How Air Purifiers Work
Many people swear by air purifiers, claiming they work wonders for their health, plants, and house. But to anyone who has never used one before, it’s easy to be skeptical about the many benefits you hear about purifiers. Do they really work as well as we’re told? Do they even work at all? Whether you’re just a little unsure about the benefits, or a complete skeptic, let’s take a look at the science behind air purifiers. By finding out just a little bit more about them, you might just realize they’re worth having around.
Why Use An Air Purifier?
The reasons for using an air purifier are multitudinous, at least to some people. As homes use artificial heating for warmth and air conditioners for cooling, the resulting air isn’t as pure as you might expect it. Poor ventilation and fluctuating temperatures are one of the main reasons for damp development in homes, which is why it’s usually most often in bathrooms where steam can’t ventilate efficiently. In an attempt to improve the air quality of their home, many people choose to use an air purifier which claims to remove moisture from the air.
Removing moisture in the air is essential to prevent mold from developing on internal walls, but it’s also essential for your health. In particularly humid climates, allergies can be exacerbated among some individuals and health problems (particularly those relating to the throat or lungs) can deteriorate. So, if an air purifier reduces moisture in the air then perhaps it really is beneficial to people’s health and home. Let’s take a closer look.
What Does Science Say?
In general, science shows that air purifiers have the potential to do great things for an individual’s health and home. However, this depends on the specific manufacturer and the quality of the device. While cheap, poorly designed purifiers may not do much to improve health, there are several features to be aware of that prove a device is worth its money and is capable of truly improving your air quality and health.
- HEPA Filters – HEPA filters are a common feature of air purifiers as they have become an industry standard since purifiers became popular a few decades ago. The HEPA filter has been proven to filter up to 99.97% of air particles, giving you continuously cleaner air to breathe.
- Activated Carbon – In areas with odors, gas, or VOCs (volatile air compounds), it’s worth checking that your air purifier uses activated carbon. When air passes through the carbon (usually packaged in a flat sheet or bed), the harmful chemicals are absorbed by pores on the carbon’s surface, removing them from the air we breathe. While this might seem like it’s only necessary for rooms like the kitchen or garage where fumes are most common, it’s an important feature no matter where you place your device. This is because VOCs can be found in the air wherever harsh chemicals are present such as nail polish, chemical cleaners, paint fumes, or other regular household items.
- Avoid Air Ionizers – Ionizing air purifiers send out ions that attract pollution particles which in turn make them leave the air and attach to walls, ceilings, or other surfaces. While ionizers do, in theory, remove pollutants from the air, the pollutant particles always end up attaching to surfaces including your airways! These devices also produce ozone which can build to harmful levels when used indoors, even with moderate use.
Can An Air Purifier Be Too Big For A Room? Can It Be Too Small?

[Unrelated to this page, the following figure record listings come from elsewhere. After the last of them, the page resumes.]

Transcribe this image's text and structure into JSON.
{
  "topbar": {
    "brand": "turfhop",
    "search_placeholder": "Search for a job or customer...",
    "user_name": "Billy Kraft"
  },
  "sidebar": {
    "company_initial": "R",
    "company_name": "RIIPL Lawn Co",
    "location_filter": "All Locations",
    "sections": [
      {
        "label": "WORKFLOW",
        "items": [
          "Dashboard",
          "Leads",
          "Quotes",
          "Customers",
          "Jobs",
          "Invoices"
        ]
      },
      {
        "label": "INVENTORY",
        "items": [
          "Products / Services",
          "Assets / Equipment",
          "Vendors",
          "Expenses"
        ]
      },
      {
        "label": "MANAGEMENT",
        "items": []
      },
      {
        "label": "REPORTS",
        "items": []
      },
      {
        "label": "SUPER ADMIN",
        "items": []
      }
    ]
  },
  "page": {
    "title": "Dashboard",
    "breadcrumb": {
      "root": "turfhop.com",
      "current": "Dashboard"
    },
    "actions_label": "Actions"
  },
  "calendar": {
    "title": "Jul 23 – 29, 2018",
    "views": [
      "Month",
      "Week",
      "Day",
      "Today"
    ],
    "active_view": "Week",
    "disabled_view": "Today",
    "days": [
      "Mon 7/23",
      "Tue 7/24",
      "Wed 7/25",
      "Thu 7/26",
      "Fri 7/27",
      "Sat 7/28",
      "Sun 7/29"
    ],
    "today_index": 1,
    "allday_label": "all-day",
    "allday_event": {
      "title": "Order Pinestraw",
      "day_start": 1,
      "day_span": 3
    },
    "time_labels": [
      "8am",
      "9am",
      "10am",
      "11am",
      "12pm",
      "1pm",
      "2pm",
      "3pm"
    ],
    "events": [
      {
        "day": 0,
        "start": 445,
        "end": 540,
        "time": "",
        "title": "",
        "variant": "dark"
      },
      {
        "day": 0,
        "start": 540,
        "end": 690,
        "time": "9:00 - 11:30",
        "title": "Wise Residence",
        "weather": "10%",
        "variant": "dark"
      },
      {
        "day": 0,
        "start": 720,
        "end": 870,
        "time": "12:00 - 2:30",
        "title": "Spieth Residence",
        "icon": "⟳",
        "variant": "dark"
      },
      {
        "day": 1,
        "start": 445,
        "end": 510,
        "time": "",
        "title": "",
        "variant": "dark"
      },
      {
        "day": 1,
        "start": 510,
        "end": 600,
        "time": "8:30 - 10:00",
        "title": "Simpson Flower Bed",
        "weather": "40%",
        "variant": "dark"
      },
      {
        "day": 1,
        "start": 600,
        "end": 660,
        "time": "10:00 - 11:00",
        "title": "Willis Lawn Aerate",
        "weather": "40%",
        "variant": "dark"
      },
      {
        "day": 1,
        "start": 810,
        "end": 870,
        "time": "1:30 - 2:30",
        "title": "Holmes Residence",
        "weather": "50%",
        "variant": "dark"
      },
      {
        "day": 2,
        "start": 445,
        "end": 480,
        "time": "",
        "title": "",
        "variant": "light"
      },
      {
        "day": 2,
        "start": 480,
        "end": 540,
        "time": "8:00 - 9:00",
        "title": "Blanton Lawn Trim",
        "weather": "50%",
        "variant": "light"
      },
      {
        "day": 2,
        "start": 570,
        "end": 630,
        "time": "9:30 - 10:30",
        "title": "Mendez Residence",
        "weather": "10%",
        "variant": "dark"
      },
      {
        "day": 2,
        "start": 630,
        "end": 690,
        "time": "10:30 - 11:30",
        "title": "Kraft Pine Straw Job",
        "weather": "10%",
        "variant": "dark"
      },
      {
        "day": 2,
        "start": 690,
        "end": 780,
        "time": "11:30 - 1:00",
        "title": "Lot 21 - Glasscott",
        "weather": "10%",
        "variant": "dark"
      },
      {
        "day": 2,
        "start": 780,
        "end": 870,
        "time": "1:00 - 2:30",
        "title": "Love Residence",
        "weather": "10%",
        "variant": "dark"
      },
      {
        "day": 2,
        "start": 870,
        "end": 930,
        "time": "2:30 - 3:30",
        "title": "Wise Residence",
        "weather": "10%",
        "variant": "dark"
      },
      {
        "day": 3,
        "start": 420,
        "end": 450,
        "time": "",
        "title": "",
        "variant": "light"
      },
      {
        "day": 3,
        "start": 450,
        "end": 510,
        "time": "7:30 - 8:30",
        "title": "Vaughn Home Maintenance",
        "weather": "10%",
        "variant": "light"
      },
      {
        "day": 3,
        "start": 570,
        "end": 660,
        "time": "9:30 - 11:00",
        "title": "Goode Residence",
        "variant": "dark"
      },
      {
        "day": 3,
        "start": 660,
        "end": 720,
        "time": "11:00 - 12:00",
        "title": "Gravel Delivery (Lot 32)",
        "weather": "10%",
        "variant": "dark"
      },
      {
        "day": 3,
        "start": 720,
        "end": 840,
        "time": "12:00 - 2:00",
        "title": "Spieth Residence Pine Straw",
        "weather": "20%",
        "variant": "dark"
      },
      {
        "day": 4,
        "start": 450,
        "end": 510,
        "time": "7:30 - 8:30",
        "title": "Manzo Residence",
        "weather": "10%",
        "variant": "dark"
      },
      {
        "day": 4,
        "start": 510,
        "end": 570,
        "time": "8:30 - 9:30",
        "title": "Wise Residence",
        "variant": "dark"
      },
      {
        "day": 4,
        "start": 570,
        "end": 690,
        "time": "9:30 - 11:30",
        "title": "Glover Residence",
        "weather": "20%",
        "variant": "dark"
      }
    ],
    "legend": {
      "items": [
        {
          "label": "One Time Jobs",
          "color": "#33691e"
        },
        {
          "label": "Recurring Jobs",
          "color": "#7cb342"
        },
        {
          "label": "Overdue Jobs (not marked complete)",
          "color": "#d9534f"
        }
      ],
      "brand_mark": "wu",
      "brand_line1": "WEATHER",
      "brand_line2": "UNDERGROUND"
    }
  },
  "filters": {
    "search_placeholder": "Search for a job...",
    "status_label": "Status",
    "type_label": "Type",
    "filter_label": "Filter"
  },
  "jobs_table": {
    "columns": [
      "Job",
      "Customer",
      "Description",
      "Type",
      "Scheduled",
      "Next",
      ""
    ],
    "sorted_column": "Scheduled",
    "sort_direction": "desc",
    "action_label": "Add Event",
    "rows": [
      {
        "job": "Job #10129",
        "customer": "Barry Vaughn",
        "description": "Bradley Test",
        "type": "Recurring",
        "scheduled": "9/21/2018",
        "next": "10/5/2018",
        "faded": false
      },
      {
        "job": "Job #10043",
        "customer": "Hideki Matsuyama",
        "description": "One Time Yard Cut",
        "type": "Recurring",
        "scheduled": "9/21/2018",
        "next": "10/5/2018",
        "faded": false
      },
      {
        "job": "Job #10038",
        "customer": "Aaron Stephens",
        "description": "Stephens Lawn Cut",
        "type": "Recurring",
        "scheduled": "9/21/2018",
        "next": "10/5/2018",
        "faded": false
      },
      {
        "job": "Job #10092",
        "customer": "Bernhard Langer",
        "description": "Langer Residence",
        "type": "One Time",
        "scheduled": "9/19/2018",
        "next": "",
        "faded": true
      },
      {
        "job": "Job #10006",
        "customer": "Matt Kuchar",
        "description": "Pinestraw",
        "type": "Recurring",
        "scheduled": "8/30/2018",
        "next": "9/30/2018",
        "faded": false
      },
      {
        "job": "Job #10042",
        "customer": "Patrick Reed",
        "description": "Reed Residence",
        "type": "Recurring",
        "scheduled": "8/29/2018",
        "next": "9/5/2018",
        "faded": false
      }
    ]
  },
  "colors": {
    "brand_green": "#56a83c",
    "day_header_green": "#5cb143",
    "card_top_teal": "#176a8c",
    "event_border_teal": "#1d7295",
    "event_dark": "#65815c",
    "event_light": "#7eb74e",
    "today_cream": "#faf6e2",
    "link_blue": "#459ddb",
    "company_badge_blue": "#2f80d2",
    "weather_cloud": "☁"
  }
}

The common size related issue with air purifiers isn’t usually that they’re too big. In fact, complaints are more likely to be about them being too small. Realistically, the only way an air purifier could be too large is if the machine itself takes up too much space in your room. However, with so many models available in plenty of shapes and sizes, you’re guaranteed to find a small yet mighty air purifier for small rooms. Air purifiers for large rooms, on the other hand, present a slightly more complex issue. You’ll need to check the recommended room size for your air purifier to ensure it works at optimal efficiency otherwise it may under/overwork.
Smart Home Technology
As technology continues to evolve, regular devices are continually being updated with the latest smart technology – and purifiers are no exception. A smart air purifier works much like any other smart device, using wireless technology which allows it to be connected and controlled by another smart device. As smart home technology is expanding and smart refrigerators, heaters, and doorbells are now easily commercially available, it’s no surprise that purifiers have joined the crowd. With a smart air conditioner, you can control the device from your phone or tablet, choose or adjust specific settings or even set your device on a timer to switch on or off regularly throughout the day.
Adding an air purifier is a good idea for a few simple reasons, so long as you choose a high-quality device with a HEPA filter and/or activated charcoal. Not only will a purifier prevent mold, but it’ll also help protect you from allergens and pollutants in the air.